知床事故で逮捕 刑事責任の徹底解明を(2024年9月19日『北海道新聞』-「社説」)

 2022年4月に知床半島沖で小型観光船「KAZU Ⅰ(カズワン)」が沈没した事故で、第1管区海上保安本部はきのう、運航会社社長の桂田精一容疑者を業務上過失致死などの疑いで逮捕した。
 当時は荒天が予想されていた。桂田容疑者が運航を中止しなかったことが事故につながったと判断した。
 死者・行方不明者26人に上る海難史に残る重大事故である。大切な人を失った家族らは今も悔しさの中にいる。一部家族は桂田容疑者に損害賠償を求める民事訴訟を起こしている。
 悲劇はなぜ起きたのか。1管本部は刑事責任の解明に捜査を尽くしてもらいたい。
 業務上過失致死罪の成立には、事故の危険性を予見できたか、事故を回避する措置を取ったかの2点がカギとなる。
 当日は強風と波浪の注意報が出され、風速と波高が運航中止のレベルになる恐れがあった。
 1管本部は記者会見で、桂田容疑者は気象や海の状況を把握して船の運航を管理する責任を負う運航管理者だったのに、「航行を中止する義務を怠った」と指摘した。
 その結果、「船体は波浪の影響を受け、船首のハッチの開口部から海水が船内に入った」と説明した。桂田容疑者の認否は明らかにしなかった。
 運輸安全委員会は昨秋、事故原因について、部品の劣化できちんと閉まらなかったハッチのふたが波の揺れで外れ、そこから浸水し沈没に至ったと結論付けている。
 1管本部も事故の直接の原因については同様の見解を示す。桂田容疑者の過失の立証が捜査のポイントとなりそうだ。
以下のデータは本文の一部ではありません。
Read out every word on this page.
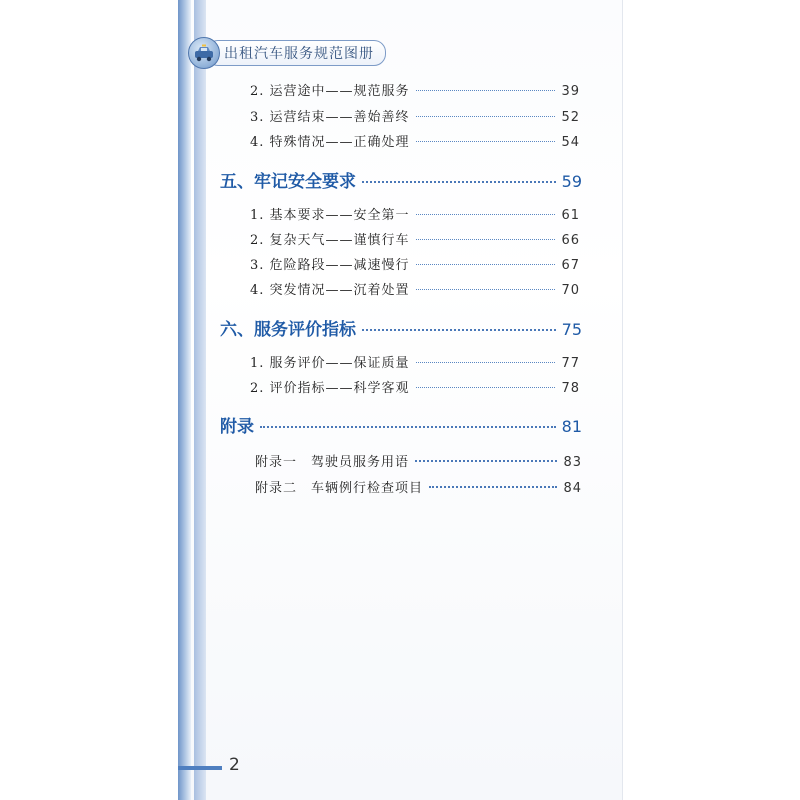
出租汽车服务规范图册
2. 运营途中——规范服务	39
3. 运营结束——善始善终	52
4. 特殊情况——正确处理	54
五、牢记安全要求	59
1. 基本要求——安全第一	61
2. 复杂天气——谨慎行车	66
3. 危险路段——减速慢行	67
4. 突发情况——沉着处置	70
六、服务评价指标	75
1. 服务评价——保证质量	77
2. 评价指标——科学客观	78
附录	81
附录一 驾驶员服务用语	83
附录二 车辆例行检查项目	84
2
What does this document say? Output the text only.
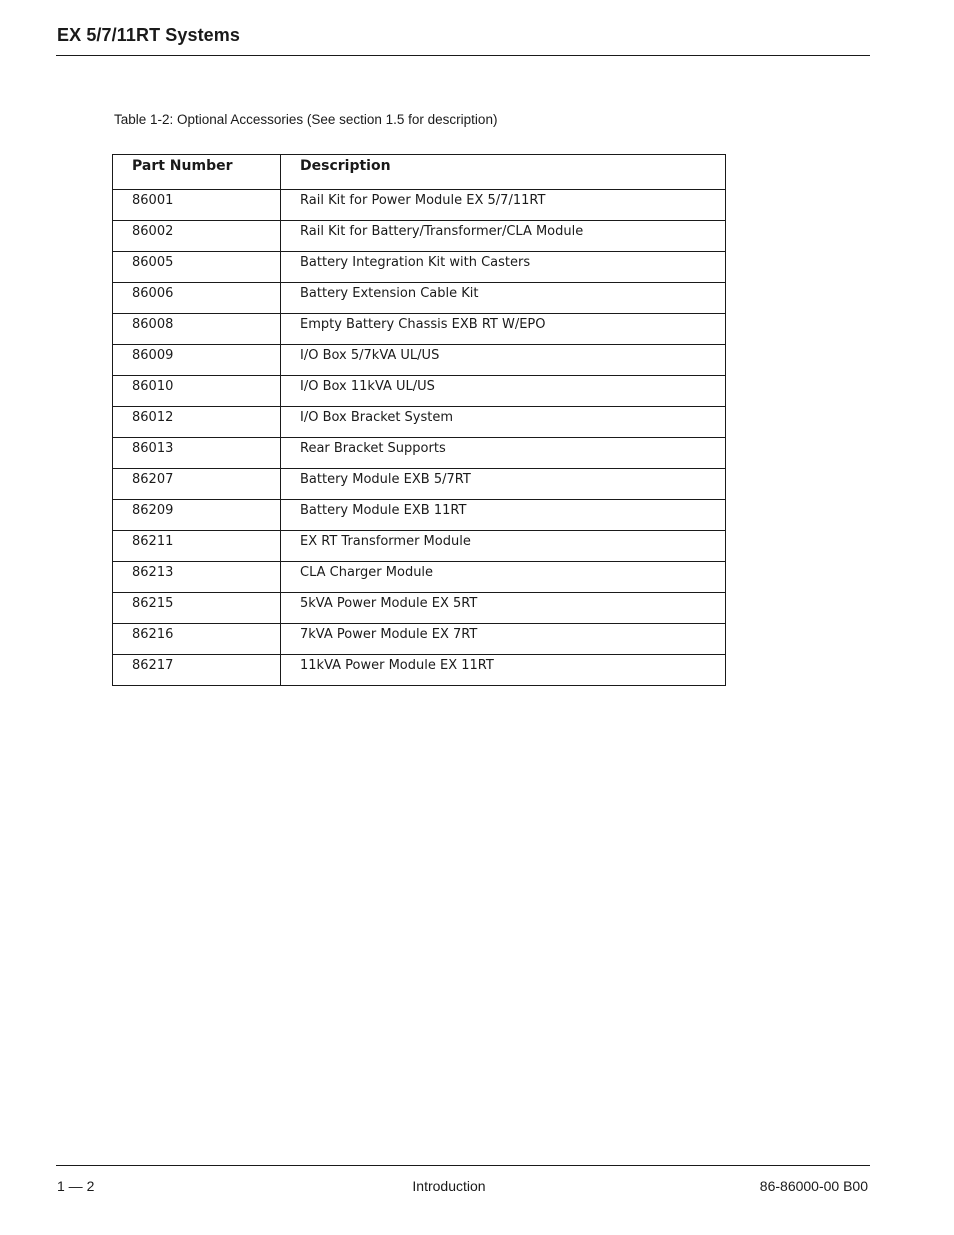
EX 5/7/11RT Systems
Table 1-2: Optional Accessories (See section 1.5 for description)
Part Number	Description
86001	Rail Kit for Power Module EX 5/7/11RT
86002	Rail Kit for Battery/Transformer/CLA Module
86005	Battery Integration Kit with Casters
86006	Battery Extension Cable Kit
86008	Empty Battery Chassis EXB RT W/EPO
86009	I/O Box 5/7kVA UL/US
86010	I/O Box 11kVA UL/US
86012	I/O Box Bracket System
86013	Rear Bracket Supports
86207	Battery Module EXB 5/7RT
86209	Battery Module EXB 11RT
86211	EX RT Transformer Module
86213	CLA Charger Module
86215	5kVA Power Module EX 5RT
86216	7kVA Power Module EX 7RT
86217	11kVA Power Module EX 11RT
1 — 2	Introduction	86-86000-00 B00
 桂田容疑者は船に関する知識も経験もなく、事務所をほぼ不在にしていた。運輸安全委は、同社には実質的な運航管理体制がなかったと批判している。
 こうしたずさんな安全管理が、事故にどう影響したのかについても究明が待たれる。
 この事故では国側の監査や検査の不備も浮かび上がり、国は法令違反に対する厳罰化といった再発防止策を講じた。
 だが、そうした中で高速船の浸水を隠したまま運航したとして、JR九州の子会社が行政処分を受けた。安全意識のさらなる浸透が欠かせない。
 事故の影響で観光客数が落ち込んだ知床では、地域が一体となって観光の安全対策に力を入れている。
 徹底捜査で事件の全容を解明し再発防止につなげることが、その後押しになるはずだ。